X.509 digital certificates provide a way to do this. A certificate is a data structure that contains user information (called a distinguished name) and the user’s public key. This data structure also contains a signature of the certification authority. The signature is created by taking a hash of the rest of the data in the structure and encrypting it with the private key of the certification authority. The certification authority (CA) is responsible for setting policies of how they validate the identity of the person who presents the public key for encapsulation in a certificate.

To validate a certificate, you would hash all the certificate data except for the signature. Then you would decrypt the signature using the public key of the issuer. If the two values match, then you know that the certificate data has not been modified since it has been signed. The challenge is how to get the public key of the issuer. Public keys are stored in certificates, so the issuer would have a certificate containing its public key. This certificate can be signed by yet another issuer. This process is called certificate chaining. For example, Alice can have a certificate issued by the Rutgers CS Department. The Rutgers CS Department’s certificate may be issued by Rutgers University. Rutgers University’s certificate could be issued by the State of New Jersey Certification Authority, and so on. At the very top level, we will have a certificate that is not signed by any higher-level certification authority. A certification authority that is not underneath any other CA is called a root CA. In practice, this type of chaining is rarely used. More commonly, there are hundreds of autonomous certification authorities acting as root CAs that issue certificates to companies, users, and services. The certificates for many of the trusted root CAs are preloaded into operating systems or, in some cases, browsers. See here for Microsoft’s trusted root certificate participants and here for Apple’s trusted root certificates.
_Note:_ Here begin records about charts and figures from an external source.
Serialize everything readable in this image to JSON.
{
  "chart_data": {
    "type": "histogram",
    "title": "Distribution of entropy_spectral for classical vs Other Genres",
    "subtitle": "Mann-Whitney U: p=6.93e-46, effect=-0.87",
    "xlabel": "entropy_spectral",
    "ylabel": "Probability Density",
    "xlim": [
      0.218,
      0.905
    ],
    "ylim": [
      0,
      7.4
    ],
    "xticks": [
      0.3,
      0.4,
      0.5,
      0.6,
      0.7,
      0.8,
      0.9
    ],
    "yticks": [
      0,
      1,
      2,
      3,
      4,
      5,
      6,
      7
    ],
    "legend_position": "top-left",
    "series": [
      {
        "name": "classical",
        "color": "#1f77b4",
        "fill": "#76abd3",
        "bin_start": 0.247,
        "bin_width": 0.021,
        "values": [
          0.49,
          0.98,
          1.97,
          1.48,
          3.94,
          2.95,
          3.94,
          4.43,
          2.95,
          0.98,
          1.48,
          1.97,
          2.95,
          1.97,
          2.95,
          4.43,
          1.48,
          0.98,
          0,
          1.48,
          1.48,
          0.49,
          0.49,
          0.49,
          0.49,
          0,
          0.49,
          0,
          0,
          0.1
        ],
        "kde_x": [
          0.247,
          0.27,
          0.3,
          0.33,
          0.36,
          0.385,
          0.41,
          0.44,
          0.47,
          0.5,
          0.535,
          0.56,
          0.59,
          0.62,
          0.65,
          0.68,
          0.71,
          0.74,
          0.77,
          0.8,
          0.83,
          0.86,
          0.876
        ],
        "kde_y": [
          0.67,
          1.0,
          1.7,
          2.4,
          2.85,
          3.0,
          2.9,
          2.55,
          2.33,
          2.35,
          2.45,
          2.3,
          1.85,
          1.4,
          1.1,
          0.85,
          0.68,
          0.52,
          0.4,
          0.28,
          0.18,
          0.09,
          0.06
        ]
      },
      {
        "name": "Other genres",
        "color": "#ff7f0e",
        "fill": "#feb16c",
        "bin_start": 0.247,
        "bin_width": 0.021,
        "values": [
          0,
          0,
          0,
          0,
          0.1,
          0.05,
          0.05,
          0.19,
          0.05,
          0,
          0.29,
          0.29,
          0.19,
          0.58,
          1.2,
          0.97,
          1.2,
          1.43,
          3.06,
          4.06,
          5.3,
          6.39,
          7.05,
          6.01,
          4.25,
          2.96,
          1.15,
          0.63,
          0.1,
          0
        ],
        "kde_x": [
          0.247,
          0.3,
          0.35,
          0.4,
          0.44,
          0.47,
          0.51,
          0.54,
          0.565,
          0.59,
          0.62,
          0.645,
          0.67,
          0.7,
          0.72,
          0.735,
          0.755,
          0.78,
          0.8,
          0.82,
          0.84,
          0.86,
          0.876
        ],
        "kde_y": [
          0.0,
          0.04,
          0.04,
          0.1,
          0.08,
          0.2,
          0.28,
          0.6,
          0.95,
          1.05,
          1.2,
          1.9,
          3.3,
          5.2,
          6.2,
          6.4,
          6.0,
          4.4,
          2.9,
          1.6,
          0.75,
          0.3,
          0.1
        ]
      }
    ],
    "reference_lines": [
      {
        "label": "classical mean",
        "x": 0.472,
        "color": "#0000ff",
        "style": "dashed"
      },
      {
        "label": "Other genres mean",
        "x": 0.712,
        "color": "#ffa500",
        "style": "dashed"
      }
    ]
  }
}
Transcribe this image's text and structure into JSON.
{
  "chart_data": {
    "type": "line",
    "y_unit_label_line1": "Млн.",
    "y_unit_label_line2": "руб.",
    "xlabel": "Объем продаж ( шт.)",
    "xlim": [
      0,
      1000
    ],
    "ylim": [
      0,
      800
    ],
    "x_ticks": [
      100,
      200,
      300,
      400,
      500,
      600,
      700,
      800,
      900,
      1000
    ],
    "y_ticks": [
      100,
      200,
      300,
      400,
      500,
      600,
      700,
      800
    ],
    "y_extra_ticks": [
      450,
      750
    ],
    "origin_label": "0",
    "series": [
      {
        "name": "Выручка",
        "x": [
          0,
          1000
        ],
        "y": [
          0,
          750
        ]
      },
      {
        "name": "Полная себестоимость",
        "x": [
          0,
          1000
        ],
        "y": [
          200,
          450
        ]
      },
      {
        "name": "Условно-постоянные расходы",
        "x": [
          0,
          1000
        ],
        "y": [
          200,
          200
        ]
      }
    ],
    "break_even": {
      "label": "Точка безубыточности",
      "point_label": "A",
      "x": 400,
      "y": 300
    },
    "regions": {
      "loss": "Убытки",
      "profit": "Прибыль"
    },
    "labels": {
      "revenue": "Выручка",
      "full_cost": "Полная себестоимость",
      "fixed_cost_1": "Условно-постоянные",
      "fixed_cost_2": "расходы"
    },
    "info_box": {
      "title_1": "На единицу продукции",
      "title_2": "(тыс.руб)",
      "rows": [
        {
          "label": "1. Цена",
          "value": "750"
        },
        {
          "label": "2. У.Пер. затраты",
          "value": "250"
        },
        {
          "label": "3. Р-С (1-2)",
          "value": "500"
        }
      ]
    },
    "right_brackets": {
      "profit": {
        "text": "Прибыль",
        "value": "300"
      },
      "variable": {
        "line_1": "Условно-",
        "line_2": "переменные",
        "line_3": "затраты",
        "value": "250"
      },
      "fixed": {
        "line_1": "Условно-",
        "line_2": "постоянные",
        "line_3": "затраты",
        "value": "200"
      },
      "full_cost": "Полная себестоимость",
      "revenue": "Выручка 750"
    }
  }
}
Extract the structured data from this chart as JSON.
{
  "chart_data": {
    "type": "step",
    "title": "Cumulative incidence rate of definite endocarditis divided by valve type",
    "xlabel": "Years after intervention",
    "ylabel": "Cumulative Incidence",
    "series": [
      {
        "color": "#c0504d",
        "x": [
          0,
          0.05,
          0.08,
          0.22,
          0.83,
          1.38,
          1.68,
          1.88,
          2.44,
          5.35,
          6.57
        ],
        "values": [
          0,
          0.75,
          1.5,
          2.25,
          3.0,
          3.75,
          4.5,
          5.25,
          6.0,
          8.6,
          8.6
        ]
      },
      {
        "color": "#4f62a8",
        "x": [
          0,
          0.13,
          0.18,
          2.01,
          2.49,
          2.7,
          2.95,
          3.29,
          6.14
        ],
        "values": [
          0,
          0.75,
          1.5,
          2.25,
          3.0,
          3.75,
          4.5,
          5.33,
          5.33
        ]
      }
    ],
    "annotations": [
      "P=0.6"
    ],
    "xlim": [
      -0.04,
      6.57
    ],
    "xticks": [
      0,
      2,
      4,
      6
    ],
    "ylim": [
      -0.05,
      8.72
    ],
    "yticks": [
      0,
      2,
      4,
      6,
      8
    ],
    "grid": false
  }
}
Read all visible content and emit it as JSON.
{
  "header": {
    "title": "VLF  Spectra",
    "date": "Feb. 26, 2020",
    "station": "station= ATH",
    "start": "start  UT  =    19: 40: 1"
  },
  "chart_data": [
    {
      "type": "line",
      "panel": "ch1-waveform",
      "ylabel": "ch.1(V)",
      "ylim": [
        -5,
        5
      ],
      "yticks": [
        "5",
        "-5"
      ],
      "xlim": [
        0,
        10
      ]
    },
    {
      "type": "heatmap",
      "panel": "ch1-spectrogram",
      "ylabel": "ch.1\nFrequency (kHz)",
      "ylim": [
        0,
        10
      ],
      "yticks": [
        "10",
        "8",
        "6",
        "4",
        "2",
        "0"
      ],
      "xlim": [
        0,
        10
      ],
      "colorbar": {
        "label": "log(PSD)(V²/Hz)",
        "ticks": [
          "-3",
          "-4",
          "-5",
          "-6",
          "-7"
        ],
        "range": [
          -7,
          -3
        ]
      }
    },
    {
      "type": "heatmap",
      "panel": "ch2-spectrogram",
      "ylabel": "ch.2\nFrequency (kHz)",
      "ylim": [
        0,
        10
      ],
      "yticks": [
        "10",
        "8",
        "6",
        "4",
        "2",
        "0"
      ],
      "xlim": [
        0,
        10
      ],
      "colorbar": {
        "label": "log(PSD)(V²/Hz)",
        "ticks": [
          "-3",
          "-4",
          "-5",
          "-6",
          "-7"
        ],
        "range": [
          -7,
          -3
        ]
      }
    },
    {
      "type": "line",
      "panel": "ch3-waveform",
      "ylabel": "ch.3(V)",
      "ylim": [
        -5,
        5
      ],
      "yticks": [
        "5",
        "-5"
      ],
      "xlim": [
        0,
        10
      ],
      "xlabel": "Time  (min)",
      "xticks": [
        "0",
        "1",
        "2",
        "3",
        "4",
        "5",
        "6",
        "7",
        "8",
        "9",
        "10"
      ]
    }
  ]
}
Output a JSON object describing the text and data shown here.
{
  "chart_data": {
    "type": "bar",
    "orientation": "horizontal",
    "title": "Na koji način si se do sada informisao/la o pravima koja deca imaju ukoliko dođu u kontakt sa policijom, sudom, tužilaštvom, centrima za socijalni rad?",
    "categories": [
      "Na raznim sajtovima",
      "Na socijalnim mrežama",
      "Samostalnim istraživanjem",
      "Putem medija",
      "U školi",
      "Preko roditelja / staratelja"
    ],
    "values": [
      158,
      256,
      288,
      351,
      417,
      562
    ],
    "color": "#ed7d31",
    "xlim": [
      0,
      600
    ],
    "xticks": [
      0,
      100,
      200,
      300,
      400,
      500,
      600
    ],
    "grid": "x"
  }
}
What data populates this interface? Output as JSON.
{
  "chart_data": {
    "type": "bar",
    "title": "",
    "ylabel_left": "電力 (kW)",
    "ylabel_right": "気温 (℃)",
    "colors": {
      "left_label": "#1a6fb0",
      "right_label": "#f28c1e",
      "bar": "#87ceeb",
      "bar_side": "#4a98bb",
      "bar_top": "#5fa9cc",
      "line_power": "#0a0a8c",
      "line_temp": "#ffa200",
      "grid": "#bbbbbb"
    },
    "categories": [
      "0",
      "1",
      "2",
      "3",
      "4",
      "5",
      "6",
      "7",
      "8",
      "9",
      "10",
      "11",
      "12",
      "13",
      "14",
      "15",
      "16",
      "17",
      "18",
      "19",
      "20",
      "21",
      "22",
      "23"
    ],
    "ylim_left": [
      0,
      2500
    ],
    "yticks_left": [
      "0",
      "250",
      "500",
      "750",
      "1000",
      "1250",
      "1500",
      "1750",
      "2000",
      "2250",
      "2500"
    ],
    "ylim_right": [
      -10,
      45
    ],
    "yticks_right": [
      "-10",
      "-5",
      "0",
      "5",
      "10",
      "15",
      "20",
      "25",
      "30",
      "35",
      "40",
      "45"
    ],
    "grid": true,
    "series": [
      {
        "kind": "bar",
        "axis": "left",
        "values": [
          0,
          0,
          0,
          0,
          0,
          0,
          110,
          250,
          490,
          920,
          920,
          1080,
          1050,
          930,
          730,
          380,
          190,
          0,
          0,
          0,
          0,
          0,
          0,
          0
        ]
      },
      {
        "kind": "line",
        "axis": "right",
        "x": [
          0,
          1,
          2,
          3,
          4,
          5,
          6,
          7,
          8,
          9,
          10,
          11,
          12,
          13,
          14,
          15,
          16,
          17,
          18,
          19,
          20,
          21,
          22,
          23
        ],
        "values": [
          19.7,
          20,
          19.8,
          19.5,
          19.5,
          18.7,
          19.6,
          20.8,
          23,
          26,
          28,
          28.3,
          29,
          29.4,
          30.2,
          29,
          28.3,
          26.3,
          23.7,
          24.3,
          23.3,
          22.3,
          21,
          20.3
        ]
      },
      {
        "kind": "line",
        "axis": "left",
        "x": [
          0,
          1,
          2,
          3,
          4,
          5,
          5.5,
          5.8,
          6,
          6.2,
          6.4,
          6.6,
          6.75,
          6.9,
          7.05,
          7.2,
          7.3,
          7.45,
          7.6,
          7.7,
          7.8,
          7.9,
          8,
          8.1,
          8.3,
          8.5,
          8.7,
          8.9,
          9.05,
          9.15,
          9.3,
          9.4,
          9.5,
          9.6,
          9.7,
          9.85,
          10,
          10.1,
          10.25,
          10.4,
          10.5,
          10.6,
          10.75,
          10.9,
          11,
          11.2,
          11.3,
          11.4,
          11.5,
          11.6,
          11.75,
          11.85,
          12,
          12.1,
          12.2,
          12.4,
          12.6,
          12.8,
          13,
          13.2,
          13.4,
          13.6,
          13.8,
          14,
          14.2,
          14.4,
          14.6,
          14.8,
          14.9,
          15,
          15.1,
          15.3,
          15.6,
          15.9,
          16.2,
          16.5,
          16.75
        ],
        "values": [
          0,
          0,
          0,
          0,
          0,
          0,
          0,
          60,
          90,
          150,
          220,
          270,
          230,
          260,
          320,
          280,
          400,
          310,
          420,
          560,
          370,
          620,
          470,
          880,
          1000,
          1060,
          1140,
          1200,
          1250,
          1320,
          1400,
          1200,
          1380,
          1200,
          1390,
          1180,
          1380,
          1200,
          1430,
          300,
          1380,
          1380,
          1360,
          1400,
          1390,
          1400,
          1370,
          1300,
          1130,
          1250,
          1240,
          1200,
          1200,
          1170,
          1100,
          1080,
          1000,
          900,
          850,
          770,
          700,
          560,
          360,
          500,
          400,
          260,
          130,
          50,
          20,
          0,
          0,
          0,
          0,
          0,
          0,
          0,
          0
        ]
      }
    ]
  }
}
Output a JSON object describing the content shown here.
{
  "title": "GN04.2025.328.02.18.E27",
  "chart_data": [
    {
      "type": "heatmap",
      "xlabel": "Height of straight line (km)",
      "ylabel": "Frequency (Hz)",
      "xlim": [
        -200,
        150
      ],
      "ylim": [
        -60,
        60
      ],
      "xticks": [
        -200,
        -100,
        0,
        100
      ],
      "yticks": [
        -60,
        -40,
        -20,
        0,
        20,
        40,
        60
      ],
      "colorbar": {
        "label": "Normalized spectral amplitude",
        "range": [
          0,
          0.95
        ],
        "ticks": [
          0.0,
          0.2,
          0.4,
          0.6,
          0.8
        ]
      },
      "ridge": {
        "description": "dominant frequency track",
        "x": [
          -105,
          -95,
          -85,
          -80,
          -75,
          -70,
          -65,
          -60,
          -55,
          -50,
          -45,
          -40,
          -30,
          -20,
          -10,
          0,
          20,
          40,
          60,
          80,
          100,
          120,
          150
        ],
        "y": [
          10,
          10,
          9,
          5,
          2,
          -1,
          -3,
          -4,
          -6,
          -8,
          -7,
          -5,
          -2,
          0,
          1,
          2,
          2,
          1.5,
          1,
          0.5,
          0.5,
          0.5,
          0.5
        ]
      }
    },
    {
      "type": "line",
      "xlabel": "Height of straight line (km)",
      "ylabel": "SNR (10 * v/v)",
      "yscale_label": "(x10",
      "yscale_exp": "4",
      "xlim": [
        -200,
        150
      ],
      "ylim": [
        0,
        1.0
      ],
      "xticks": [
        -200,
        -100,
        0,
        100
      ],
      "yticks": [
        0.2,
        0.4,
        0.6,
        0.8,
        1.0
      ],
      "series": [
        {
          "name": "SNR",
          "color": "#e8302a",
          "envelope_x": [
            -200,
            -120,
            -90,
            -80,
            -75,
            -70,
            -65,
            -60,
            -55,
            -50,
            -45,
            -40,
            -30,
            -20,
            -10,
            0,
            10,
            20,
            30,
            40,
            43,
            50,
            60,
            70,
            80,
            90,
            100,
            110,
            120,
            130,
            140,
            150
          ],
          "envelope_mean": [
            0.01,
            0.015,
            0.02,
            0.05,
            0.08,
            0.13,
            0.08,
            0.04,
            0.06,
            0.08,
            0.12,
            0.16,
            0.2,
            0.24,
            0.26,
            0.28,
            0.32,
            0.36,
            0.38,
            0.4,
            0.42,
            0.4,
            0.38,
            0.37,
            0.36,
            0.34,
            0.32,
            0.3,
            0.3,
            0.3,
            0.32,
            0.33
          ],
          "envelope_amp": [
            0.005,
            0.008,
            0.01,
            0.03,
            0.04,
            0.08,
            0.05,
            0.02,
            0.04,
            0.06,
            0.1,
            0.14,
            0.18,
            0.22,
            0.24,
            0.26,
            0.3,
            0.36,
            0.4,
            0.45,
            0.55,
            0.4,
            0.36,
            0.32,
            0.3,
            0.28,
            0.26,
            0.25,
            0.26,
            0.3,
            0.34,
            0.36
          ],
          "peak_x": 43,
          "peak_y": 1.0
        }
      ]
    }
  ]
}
Every certificate has an expiration time (often a year or more in the future). This provides some assurance that even if there is a concerted attack to find a corresponding private key to the public key in the certificate, such a key will not be found until long after the certificate expires. It is also a commitment from the CA that they will be responsible for tracking the validity of the certificate for that interval of time. There might be cases where a private key might be leaked or the owner may no longer be trustworthy (for example, an employee leaves a company). In this case, a certificate can be revoked. Each CA publishes a certificate revocation list, or CRL, containing lists of certificates that they have previously issued that should no longer be considered valid. To prevent spoofing the CRL, the list is, of course, signed by the CA. Each certificate contains information on where to obtain revocation information.

The challenge with CRLs is the TOCTTOU problem: not everyone may check the certificate revocation list in a timely manner and some systems may accept a certificate not knowing that it was revoked. Some systems, particularly embedded systems, may not even be configured to handle CRLs.